Como, porém, sem a fé é impossível agradar a Deus [Heb
11,6] e chegar ao consórcio dos seus filhos, ninguém jamais
pode ser justificado sem ela, nem conseguir a vida eterna
se nela não permanecer até o fim [Mt 10,22;24,13].
E para que pudéssemos cumprir o dever de abraçar a verdadeira
fé e nela perseverar constantemente, Deus instituiu, por meio
de seu Filho Unigênito, a Igreja, e a muniu com os sinais
manifestos da sua instituição, para que pudesse ser por todos
reconhecida como guarda e mestra da palavra revelada.
1794.
Porquanto somente à Igreja Católica pertencem todos os caracteres,
tão numerosos e tão admiravelmente estabelecidos por Deus
para tornar evidente a credibilidade da fé cristã.
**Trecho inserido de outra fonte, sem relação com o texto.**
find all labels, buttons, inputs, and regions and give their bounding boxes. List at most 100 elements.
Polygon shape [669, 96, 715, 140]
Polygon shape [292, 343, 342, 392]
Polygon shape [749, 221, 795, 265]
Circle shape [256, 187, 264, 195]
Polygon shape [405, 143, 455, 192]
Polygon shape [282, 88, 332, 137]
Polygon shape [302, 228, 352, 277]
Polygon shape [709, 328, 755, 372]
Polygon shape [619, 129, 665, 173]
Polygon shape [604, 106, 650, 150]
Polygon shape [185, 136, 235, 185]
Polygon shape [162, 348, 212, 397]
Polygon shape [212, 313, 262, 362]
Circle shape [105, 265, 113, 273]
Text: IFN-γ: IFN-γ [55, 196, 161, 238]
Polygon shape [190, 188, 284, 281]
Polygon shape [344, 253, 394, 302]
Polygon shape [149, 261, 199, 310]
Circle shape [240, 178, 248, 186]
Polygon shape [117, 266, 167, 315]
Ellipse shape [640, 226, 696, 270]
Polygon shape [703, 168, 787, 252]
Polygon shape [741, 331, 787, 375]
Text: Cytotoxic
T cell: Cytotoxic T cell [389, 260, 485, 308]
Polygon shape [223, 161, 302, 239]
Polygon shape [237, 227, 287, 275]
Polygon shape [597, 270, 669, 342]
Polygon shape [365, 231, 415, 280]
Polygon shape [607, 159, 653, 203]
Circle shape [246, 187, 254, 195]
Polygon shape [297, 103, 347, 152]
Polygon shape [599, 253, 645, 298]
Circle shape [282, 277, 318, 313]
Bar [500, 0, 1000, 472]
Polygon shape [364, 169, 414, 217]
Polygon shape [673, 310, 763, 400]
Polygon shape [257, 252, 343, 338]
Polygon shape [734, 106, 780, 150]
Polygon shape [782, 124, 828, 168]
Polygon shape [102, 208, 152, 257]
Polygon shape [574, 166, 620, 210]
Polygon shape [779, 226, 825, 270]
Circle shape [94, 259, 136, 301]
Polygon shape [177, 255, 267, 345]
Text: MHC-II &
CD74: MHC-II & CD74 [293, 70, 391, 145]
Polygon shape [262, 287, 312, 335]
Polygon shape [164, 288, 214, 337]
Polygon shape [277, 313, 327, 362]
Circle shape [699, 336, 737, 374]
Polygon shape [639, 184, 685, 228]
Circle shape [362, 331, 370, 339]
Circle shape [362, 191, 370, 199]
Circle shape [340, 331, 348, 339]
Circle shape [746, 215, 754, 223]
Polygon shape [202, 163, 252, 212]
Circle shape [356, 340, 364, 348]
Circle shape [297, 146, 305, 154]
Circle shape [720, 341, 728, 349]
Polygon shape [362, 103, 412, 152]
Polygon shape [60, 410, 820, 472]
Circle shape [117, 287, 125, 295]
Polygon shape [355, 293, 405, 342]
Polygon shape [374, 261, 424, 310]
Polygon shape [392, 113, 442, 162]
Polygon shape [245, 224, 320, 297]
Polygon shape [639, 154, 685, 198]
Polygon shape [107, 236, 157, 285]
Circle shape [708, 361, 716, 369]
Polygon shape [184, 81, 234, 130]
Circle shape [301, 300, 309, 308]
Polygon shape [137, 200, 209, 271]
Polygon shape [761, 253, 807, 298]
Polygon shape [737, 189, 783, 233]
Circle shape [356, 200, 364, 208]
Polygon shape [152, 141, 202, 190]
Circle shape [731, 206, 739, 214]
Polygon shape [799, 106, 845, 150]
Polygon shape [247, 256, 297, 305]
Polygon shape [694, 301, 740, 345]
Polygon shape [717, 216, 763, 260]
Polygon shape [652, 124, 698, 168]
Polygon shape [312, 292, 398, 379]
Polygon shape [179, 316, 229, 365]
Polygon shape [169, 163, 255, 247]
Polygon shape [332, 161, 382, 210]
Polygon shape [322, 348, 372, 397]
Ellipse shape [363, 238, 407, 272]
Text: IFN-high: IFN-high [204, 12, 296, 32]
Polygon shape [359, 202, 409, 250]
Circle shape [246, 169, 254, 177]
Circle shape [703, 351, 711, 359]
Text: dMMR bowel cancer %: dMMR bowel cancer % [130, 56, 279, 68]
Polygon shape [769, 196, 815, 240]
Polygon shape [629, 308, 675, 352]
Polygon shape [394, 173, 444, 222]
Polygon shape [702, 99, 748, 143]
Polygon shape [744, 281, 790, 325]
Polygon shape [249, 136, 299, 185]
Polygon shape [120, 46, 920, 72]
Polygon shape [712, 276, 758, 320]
Além disso,
a Igreja em si mesma, pela sua admirável propagação, exímia
santidade e inesgotável fecundidade em todos os bens, pela
sua unidade católica e invicta estabilidade, é um grave e
perpétuo motivo de credibilidade, e um testemunho irrefragável
da sua missão divina. Donde resulta que a mesma Igreja, como
um estandarte que se ergue no meio das nações [Is 11,12],
não só convida os incrédulos a entrarem no seu grêmio, mas
também garante a seus filhos que a fé que professam se baseia
em fundamento firmíssimo. A este testemunho acresce o auxílio
eficaz da virtude do alto. Porquanto o begníssimo Senhor excita
e ajuda com a sua graça os que vagueiam no erro, a fim de
poderem chegar ao conhecimento da verdade [1 Tim 2,4].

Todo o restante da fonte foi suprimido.